Distribuer une marque de luxe : est-ce vraiment si rentable ?

Publié le 3 avril 2015

Par Christophe Jaussaud
8 min de lecture
Certaines marques emblématiques sont sur le retour. Ainsi, Lotus ou Maserati ont lancé, à des niveaux différents, un vaste plan de reconquête. Les produits, bien sûr, sont primordiaux, comme les réseaux de distribution. Mais cela vaut-il vraiment le coup de distribuer de telles marques ?
Paul et Karine Chedid distribuent maintenant Lotus sur leur site de Ballainvilliers.

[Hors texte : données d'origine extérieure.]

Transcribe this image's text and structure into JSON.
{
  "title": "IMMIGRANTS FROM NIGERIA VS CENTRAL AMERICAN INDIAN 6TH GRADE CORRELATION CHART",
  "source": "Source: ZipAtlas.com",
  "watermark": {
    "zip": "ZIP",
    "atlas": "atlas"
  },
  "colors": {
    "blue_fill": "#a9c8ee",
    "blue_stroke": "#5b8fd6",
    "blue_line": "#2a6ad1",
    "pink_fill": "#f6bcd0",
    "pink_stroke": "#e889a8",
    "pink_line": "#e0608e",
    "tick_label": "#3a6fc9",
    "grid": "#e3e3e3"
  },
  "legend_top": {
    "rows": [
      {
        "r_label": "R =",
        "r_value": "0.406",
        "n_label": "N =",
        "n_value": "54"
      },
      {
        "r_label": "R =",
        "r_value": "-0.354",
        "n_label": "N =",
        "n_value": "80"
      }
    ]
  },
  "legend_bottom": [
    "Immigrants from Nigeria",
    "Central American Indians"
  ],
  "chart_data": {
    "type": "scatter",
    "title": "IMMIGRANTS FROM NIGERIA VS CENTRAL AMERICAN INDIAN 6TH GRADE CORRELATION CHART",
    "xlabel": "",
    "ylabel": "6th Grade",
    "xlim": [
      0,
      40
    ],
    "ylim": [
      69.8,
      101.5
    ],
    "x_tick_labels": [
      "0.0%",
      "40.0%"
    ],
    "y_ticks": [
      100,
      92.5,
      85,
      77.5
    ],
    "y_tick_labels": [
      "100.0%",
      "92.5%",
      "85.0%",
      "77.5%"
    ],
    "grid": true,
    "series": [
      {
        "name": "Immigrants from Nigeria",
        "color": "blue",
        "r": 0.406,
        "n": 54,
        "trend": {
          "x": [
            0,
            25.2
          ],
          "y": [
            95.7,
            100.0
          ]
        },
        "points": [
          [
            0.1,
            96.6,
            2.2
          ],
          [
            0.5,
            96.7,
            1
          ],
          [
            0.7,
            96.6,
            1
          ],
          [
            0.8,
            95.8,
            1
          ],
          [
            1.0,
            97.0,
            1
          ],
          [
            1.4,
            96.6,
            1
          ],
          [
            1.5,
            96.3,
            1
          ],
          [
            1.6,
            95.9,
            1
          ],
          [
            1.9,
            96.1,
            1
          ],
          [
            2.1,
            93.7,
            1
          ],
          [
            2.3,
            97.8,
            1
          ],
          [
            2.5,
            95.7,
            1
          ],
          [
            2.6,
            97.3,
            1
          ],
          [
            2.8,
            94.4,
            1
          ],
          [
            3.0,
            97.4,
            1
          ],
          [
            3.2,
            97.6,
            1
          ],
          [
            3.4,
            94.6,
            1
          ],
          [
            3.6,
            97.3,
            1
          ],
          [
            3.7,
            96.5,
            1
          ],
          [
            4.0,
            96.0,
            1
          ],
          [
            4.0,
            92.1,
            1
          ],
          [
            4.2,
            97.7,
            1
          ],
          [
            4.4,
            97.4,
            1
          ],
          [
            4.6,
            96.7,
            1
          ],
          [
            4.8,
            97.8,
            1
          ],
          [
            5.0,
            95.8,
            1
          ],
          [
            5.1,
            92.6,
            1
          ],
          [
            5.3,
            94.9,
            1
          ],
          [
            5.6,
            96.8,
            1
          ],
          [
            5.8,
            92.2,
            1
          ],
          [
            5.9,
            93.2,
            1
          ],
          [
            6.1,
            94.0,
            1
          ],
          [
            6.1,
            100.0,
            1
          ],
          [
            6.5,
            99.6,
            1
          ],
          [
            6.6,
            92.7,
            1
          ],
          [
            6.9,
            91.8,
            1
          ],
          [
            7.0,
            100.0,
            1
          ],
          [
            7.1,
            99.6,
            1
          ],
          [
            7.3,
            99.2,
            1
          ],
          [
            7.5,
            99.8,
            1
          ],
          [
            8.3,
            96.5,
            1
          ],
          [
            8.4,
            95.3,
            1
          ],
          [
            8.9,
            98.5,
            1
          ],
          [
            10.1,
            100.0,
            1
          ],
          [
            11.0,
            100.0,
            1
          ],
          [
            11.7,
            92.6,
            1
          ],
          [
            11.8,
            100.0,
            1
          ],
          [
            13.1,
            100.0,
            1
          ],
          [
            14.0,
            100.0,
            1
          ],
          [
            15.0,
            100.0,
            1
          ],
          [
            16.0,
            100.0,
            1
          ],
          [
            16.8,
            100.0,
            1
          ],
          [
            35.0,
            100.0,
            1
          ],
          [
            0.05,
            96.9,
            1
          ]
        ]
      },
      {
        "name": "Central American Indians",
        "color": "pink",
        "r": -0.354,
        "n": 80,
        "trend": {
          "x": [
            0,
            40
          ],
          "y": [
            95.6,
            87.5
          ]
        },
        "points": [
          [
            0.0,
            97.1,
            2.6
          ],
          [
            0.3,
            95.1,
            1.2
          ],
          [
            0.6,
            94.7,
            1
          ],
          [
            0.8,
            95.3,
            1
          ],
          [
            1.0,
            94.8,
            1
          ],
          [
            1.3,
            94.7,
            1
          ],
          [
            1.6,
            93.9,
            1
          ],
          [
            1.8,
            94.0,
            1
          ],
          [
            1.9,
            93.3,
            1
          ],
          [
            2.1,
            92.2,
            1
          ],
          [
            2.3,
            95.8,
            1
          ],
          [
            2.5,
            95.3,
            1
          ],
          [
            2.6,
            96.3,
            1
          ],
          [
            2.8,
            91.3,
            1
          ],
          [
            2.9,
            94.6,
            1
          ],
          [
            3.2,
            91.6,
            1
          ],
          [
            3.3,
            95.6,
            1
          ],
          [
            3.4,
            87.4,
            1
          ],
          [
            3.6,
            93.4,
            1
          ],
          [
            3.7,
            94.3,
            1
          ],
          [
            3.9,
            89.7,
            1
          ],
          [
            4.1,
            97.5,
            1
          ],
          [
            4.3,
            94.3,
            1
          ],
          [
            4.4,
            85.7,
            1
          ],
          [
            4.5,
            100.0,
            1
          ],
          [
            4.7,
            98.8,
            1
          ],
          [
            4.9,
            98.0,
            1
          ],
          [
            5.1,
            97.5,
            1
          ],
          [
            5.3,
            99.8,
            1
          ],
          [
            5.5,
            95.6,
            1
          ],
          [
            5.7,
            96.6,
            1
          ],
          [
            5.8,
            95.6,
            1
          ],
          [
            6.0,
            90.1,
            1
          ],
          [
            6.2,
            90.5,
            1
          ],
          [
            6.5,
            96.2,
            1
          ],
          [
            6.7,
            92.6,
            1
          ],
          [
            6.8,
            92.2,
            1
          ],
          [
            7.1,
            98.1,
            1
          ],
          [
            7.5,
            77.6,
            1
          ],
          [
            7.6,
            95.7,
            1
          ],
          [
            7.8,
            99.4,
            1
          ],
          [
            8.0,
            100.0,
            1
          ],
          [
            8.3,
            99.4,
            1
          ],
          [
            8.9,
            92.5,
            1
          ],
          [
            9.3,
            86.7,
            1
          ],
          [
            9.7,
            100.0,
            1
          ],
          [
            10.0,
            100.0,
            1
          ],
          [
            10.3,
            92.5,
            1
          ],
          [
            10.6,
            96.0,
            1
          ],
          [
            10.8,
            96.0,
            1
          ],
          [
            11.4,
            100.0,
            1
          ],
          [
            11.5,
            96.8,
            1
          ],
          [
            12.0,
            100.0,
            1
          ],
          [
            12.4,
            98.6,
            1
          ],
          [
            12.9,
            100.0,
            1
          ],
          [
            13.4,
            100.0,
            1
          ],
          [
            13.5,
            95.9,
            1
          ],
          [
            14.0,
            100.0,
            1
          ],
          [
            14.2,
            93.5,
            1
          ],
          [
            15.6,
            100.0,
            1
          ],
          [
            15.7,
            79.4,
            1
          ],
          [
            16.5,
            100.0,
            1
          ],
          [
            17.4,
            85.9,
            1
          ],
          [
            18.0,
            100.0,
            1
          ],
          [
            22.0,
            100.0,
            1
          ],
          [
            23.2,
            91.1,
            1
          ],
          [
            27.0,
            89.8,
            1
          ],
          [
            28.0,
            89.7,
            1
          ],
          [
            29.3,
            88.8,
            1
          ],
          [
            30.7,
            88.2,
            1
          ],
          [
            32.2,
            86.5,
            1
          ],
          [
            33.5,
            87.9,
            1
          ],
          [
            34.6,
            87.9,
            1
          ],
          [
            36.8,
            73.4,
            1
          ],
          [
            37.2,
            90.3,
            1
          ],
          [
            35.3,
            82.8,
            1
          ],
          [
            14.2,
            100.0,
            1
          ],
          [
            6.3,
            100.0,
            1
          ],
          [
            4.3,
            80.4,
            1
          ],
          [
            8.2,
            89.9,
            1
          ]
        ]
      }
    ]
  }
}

La distribution d’une marque de luxe est-elle si rentable que cela ? Les faibles volumes peuvent-ils assurer une existence pérenne au point de vente ? Est-ce un pari risqué de distribuer ces marques ? Autant de questions auxquelles nous allons essayer de répondre. Sans aller jusqu’à la fine fleur automobile que sont Rolls-Royce ou Bentley, les principaux blasons luxueux ont déjà un réseau solide et efficace, Porsche en étant un exemple (38 points de vente en France, N.D.L.R.). Nous allons plutôt nous pencher sur la distribution de marques “en devenir”, comme peuvent l’être Lotus ou Maserati, qui ont d’ailleurs été particulièrement actives dans les recrutements ces derniers mois. En effet, Maserati vient d’inaugurer son 19e showroom, à Lille, grâce à l’investissement du groupe Dugardin, et Lotus vient de faire signer six nouveaux investisseurs pour sept nouveaux points de vente. Ainsi, en plus des concessions de Colomiers (Marcassus Sport), Lille (Verbaere), Saint-Etienne (TLA) et Tours (Chassay), la marque britannique pourra compter sur le groupe Chedid et son site de Ballainvilliers, le groupe Cavallari à Cannes et Monaco, VS Automobile à Bayonne, M-Automobile à Brest, le groupe Capel à Montpellier ou encore le groupe Andréani à Mulhouse.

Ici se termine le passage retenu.